Ensuite, chaque officier, chaque sous-officier, chaque soldat, lorsqu'il a ôté son uniforme, vote strictement comme il veut, en tant que citoyen. Et prend les positions qu'il veut, dans l'espace public.
Mais tant qu'il se proclame "officier", "sous-officier", ou "soldat", en tant que tel, il n'a pas à exprimer ses préférences politiques. Il est là pour exécuter ce que le pouvoir civil lui dit de faire.

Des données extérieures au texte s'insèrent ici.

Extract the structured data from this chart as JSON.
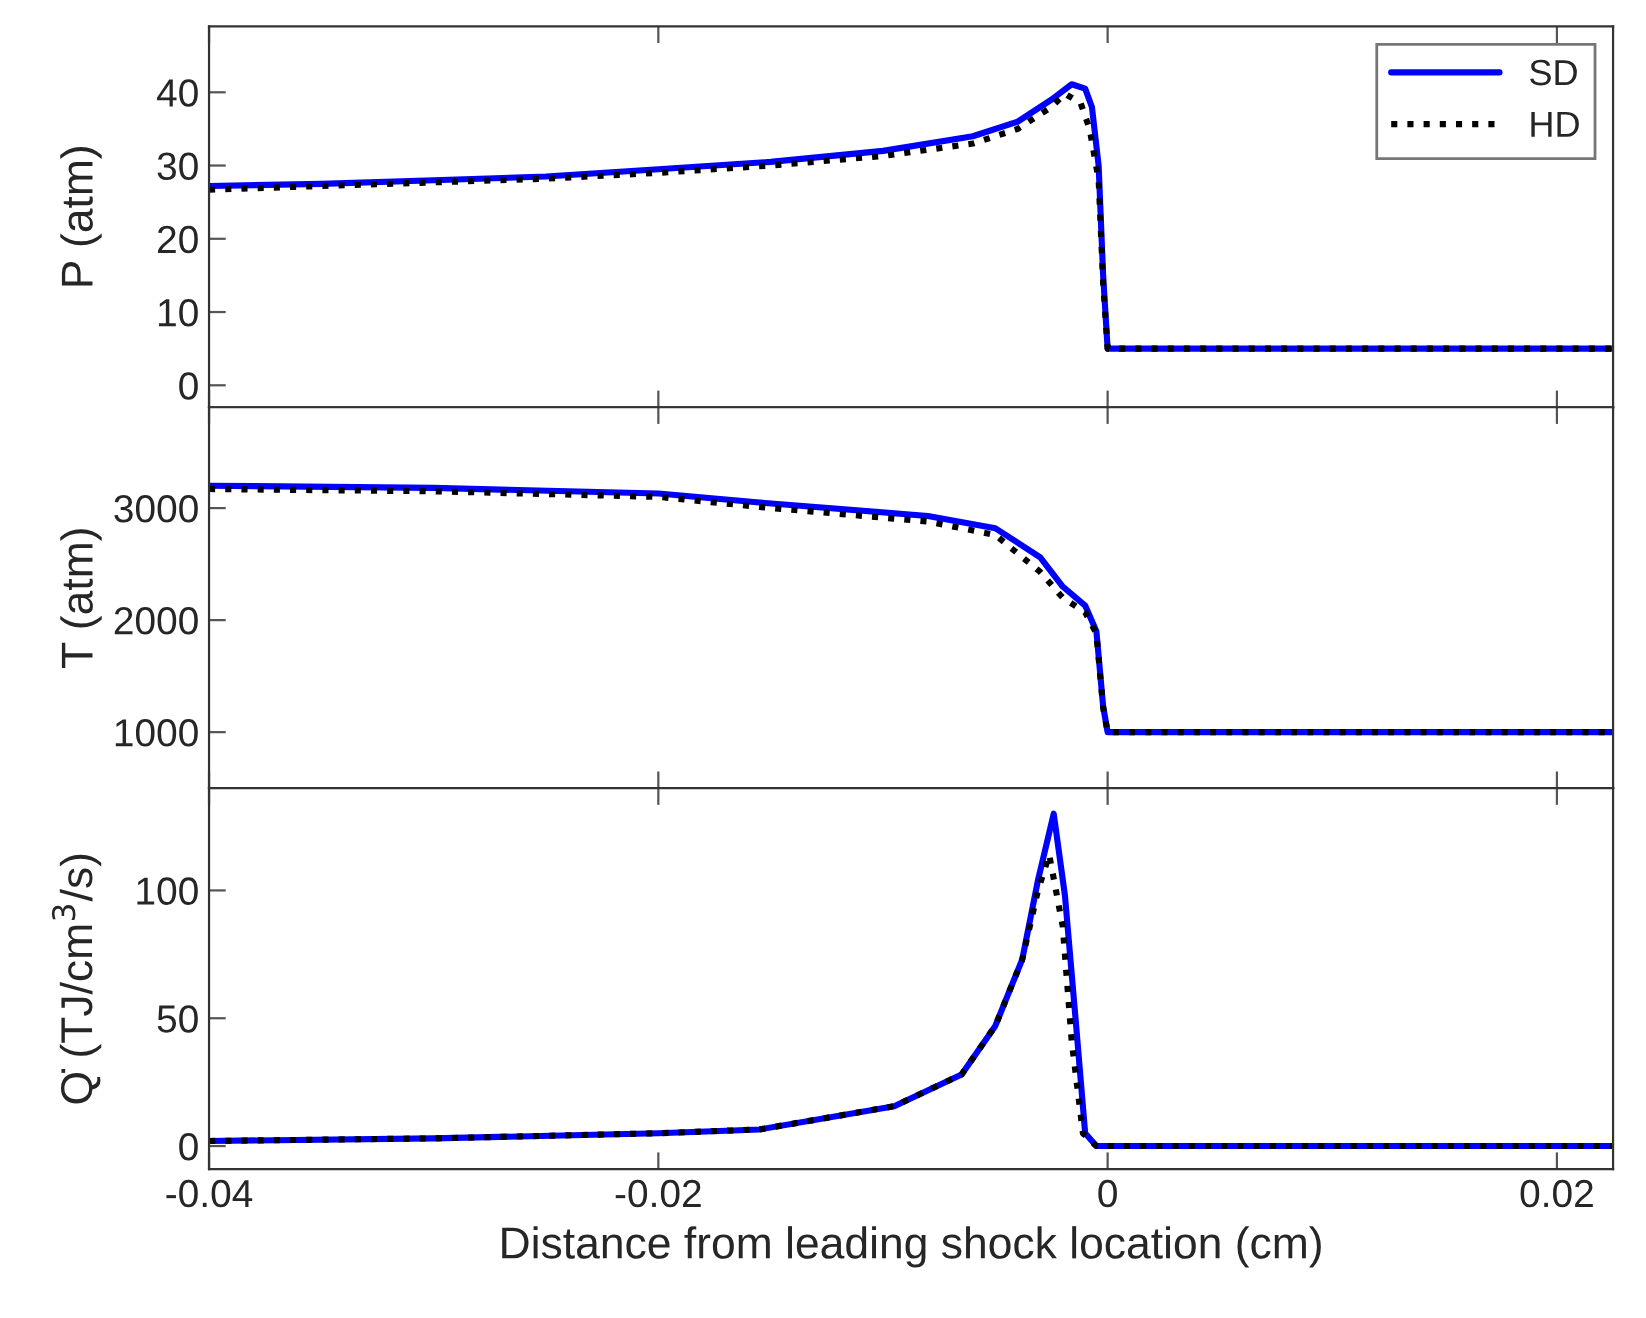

Le conseiller Benoît Genecand, dont on peut discuter par ailleurs (mais c'est une autre affaire) le côté imprévisible, atypique, a eu parfaitement raison de mettre le doigt sur une certaine arrogance de tonalité dans les prises de position de la Société suisse des officiers. On peut aller plus loin, si on est républicain et non corporatiste, et oser mettre en cause l'existence même de cette société, jusqu'à son nom. Ce libellé m'a toujours gêné : il laisse entendre une sorte d'Etat dans l'Etat, ou de corporation parallèle, toutes choses dont l'intransigeance d'une âme républicaine peut légitimement se méfier.
Ce que j'écris ici n'entame en rien mon attachement à l'armée suisse, pourvu qu'elle soit au service du peuple, pétrie de conscience de son obéissance au pouvoir civil. Une armée n'est pas un corps en soi. Son existence ou sa dilution, les modalités de son organisation et de son financement, ses missions surtout, tout cela doit être défini par le pouvoir civil. Chez nous, le corps démocratique de ses citoyennes et citoyens. Ce sont eux, au final, les vrais patrons de l'armée suisse.